Promote secondary agriculture, composting, bee-keeping, says panel on doubling income

Secondary agriculture is an important and independent activity and a division needs to be created in all the three departments of the agriculture ministry to promote it, says the Doubling Farmers’ Income (DFI) Committee.

In the 9th of 14 reports uploaded on the ministry’s website, the committee, headed by Ashok Dalwai, Secretary in the Ministry of Agriculture and CEO, National Rainfed Area Authority, said 54 per cent of India’s net sown area is rain-fed and farmers are gainfully employed in the primary activity of farming only for about 180 days. Since land cannot be expanded, farmers can add to their income by increasing the “vertical elasticity” of resources they have, that is, land and labour. (An earlier report by this correspondent had mistakenly given designation of Dalwai as Additional Secretary).

Any activity on the farm that is done beyond the kharif, rabi and zaid seasons is secondary agriculture, the report says. Income-generation activities that use crop residues — paddy straw, fodder blocks and crop residue briquettes, would qualify.

All output from farming has inherent value and nothing should be considered as waste if it is put to gainful use, the committee notes. Cleaning, sorting and grading of agri-produce to make it saleable, bee keeping, mushroom cultivation, backyard poultry, dairying and sheep rearing — in short, activities that utilise the spare time of the family also qualify as secondary agriculture.

The committee redefines a farmer’s productivity as income per man-day and not just yield per acre or hectare.

The term “secondary agriculture” has not been defined in India. It refers to a level above primary and commonly means agro-based manufacturing. The Planning Commission had constituted the Technical Advisory Committee on Secondary Agriculture in 2007. It submitted its report in October 2008 but stopped short of defining it. It said the term “is very broad as it includes all food and non-food bio-resource-based products for human and industrial use”.

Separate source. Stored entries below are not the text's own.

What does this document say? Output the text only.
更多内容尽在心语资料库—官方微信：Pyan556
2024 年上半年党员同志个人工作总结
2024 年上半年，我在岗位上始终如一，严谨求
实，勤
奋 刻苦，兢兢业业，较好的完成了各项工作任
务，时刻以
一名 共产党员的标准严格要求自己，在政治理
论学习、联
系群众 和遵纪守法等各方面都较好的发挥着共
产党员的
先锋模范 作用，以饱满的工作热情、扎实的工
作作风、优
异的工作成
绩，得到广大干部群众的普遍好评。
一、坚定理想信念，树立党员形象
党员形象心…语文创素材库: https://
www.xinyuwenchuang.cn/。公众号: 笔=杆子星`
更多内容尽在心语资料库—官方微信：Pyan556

In the US, primary agriculture means cultivation, tilling of soil and growing and harvesting of any agricultural commodity. Secondary agriculture is “performed either by a farmer or on a farm as an incident to or in conjunction with such farming operations”. It includes “assembling, ripening, cleaning, grading, sorting, drying, preserving, packing and storing” fruits and vegetables but does not include processing of fruits and vegetables from their natural state.

Secondary agricultural activities complement primary agricultural activities and do not just supplement them, in the committee’s view.

Citing examples, the DFI Committee notes that composting has been attempted for several decades but needs a fresh approach that focuses on its commercial viability as an enterprise, The committee “strongly recommends” expenditure on extension and marketing to make compositing a profitable business.

In the committee’s view, it can generate large number of jobs and enhance rural income.

It calls upon the government to exempt traded compost from Goods and Services Tax and make it eligible for concessional finance by associating it with the Swachch Bharat Abhiyan or Clean India Mission.

Establishment of custom-hiring centres by youth “can create a whole layer of service industry in rural areas”, the committee notes. They need to be trained, given financial incentives and integrated with farm machinery manufacturers. This, according to the committee, would help stem distress migration to urban areas.

“A new and emerging area with additional non-farm income stream for farmers,” in the committee’s view is solar electricity generation and sale to grids in rain-fed areas. This will complement the government effort at promoting solar pumps.

The committee notes that activities that have been practised for long in rural areas need to be “mainstreamed” and made part of departmental development schemes. These are bee-keeping; making products from palmyra palm, eucalyptus, neem, bamboo, coir, daincha, mahua, aloe vera and babui grass; bull and ram servicing and sericulture.

The share of agriculture in rural income is falling. The DFI Committee wants to reverse this trend and increase the contribution of agriculture.

The share of non-farm activities in rural income has risen from 26 per cent in 1970 to 68 per cent in 2015. That of farm income in total rural income has declined from 74 per cent to 32 per cent during this period.

Rural India’s output grew seven-fold between 1970-71 and 2012-12 but employment did not even double during this period. While a chunk of the rural workforce withdrew from farming, much of it did not join non-farm sectors. It sought employment in manufacturing, construction and the services industries.